Did God Send Me Out of the Country?
Bishop Joao Rodrigues leads a novena for the cause of Benedict Daswa before a Mass in St Gatien cathedral in Tours, France, during last year’s Southern Cross pilgrimage.
Almost exactly a year ago, The Southern Cross headlined a marvellous pilgrimage to Portugal, Spain and France. Led by Tzaneen’s Bishop Joao Rodrigues a most humble, likeable bishop it was my privilege to be part of that group.
We saw many sacred sites. Fatima and Lourdes, of course. In Spain we visited Avila and Alba de Tormes, the birthplace and tomb of St Teresa respectively, and Zaragoza, the cradle of evanglisation in Spain and Portugal. In France we visited the sanctuary of St Therese in Lisieux, and had Mass in the great cathedral of Tours, as well as in the Miraculous Medal chapel in Paris.
Throughout, our prayerful focus was on the sainthood cause for Benedict Daswa a few days after our return, the consultor theologians in the Vatican were going to decide whether Benedict Daswa should be classified as a martyr.
This was important: a martyr requires no confirmed miracle for beatification. If the consultors were to say that he was no martyr, we’d have to wait for a miracle before Daswa could be beatified. And first for a credible miracle to take place and then for it to be approved could take many years and a lot of money. Their ‘no’ might have put a halt to the Daswa cause right then.
Our pilgrim prayers, and those of many others, were heard. The consultors recommended unanimously to recognise Daswa’s martyrdom, paving the way for Pope Francis to approve his beatification.
Then the date was announced. My heart sank: perhaps the greatest event in the history of the local Church, which I have served as a journalist for two decades, would take place on September 13, a date when I had long ago committed myself to being out of the country!
So, as you read these lines, I will be on the Saints of Italy pilgrimage with Fr Emil Blaser OP of Radio Veritas, and almost 30 pilgrims from across South Africa.
But the beatification will be on our minds and in our prayers. This will be especially so on September 10, when we visit the town of Norcia in central Italy. It is the birthplace of St Benedict, the sixth-century founder of the Benedictine Order, and his twin sister, St Scholastica.

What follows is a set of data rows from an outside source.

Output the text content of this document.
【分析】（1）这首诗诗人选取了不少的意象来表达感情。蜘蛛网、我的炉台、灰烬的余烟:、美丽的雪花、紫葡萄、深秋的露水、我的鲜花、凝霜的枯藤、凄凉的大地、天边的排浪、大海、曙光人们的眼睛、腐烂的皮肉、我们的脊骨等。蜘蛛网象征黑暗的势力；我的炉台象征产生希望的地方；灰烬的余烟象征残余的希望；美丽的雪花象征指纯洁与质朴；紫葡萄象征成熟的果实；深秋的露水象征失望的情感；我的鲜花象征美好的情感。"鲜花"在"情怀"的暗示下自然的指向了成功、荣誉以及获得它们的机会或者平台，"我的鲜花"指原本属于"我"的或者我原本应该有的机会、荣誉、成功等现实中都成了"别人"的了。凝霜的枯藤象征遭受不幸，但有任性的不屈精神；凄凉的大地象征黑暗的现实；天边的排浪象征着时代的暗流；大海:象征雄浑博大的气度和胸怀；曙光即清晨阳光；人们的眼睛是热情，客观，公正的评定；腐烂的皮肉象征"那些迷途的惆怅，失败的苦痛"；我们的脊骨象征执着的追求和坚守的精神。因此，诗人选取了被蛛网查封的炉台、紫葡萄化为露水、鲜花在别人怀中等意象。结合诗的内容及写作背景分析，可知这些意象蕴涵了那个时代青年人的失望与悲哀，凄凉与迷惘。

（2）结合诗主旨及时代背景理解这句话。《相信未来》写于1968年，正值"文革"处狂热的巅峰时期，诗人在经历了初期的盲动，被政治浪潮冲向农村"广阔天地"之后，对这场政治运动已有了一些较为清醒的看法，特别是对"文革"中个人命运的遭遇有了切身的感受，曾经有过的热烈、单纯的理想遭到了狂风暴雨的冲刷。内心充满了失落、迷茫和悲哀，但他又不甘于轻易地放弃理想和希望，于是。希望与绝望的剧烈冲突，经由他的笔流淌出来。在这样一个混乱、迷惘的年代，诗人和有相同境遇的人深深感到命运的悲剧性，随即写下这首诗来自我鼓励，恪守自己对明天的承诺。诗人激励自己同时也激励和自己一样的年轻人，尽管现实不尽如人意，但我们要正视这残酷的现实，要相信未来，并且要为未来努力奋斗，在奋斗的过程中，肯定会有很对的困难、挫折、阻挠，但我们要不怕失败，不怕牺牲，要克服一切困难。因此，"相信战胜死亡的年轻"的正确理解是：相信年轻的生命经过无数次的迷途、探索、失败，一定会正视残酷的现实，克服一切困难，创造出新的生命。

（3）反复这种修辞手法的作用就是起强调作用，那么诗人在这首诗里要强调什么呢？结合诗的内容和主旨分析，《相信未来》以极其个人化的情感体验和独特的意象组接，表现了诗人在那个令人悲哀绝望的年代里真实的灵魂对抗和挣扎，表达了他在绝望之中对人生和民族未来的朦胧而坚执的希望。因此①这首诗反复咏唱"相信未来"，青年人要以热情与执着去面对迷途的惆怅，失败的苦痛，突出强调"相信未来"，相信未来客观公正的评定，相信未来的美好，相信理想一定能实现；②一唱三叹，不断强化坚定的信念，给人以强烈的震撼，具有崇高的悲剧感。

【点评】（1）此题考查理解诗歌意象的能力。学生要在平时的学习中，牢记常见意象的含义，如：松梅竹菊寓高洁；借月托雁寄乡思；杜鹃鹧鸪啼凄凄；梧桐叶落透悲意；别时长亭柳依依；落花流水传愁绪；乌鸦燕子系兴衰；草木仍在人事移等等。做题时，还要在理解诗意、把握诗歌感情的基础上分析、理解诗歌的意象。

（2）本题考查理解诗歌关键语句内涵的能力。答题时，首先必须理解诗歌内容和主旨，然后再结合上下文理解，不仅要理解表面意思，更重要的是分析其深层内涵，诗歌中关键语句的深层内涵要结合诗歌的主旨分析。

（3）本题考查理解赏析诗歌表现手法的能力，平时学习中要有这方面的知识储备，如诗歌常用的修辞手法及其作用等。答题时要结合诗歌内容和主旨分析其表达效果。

The ancient saint and our new beatus share not only a name, which the convert Daswa chose when he was confirmed by a Benedictine abbot, apparently in honour of both the saint and his catechist, Benedict Risimati.
Most saints have a range of patronages; we pray through the intercession of patron saints for blessings or resolutions to problems. St Benedict has many patronages, perhaps the most important of which is that of religious life, since he is the father of Western monasticism.
But in his portfolio is one that resonates with us in South Africa especially: St Benedict of Nursia, namesake of Benedict Daswa, is the patron of those who are affected by witchcraft.
Daswa was murdered because he resisted a witchhunt, drawing from his Catholic faith. We may now invoke his intercession, alongside that of his Italian patron saint, when we pray about the big problem of witchhunts.
There is another remarkable coincidence: St Scholastica is the patron saint invoked against storms and rain, and therefore surely also responsible for unseasonal lightning storms – such as those which set in motion the events leading to Daswa’s death.
Perhaps the timing of the beatification was not an instance of bad luck for me. Perhaps it was God’s plan for me and Fr Emil to take a group of pilgrims to the place of Ss Benedict and Scholastica, just three days before the beatification, so that a group of 30 South Africans can pray through the protectors against witchcraft and storms for the beatification ceremony and the sainthood cause of Benedict Daswa.
When things don’t go to plan, we always do well to ask: What is God trying to tell me at this point? Perhaps this to take a group of South African Catholics to Norcia to pray in a special way for the Daswa cause, the beatification ceremony, the problem of witchhunts was God’s answer to me.
I am sad to be missing the beatification ceremony for Benedict Daswa. Like many thousands of South Africans, I will read all about it in The Southern Cross.
But in Norcia, I shall also ask Ss Benedict and Scholastica to lobby our Father that I may be present on the joyous, hopefully not too distant day when Bl Benedict Daswa is canonised to the full sainthood.
Gunther Simmermacher is the editor of The Southern Cross.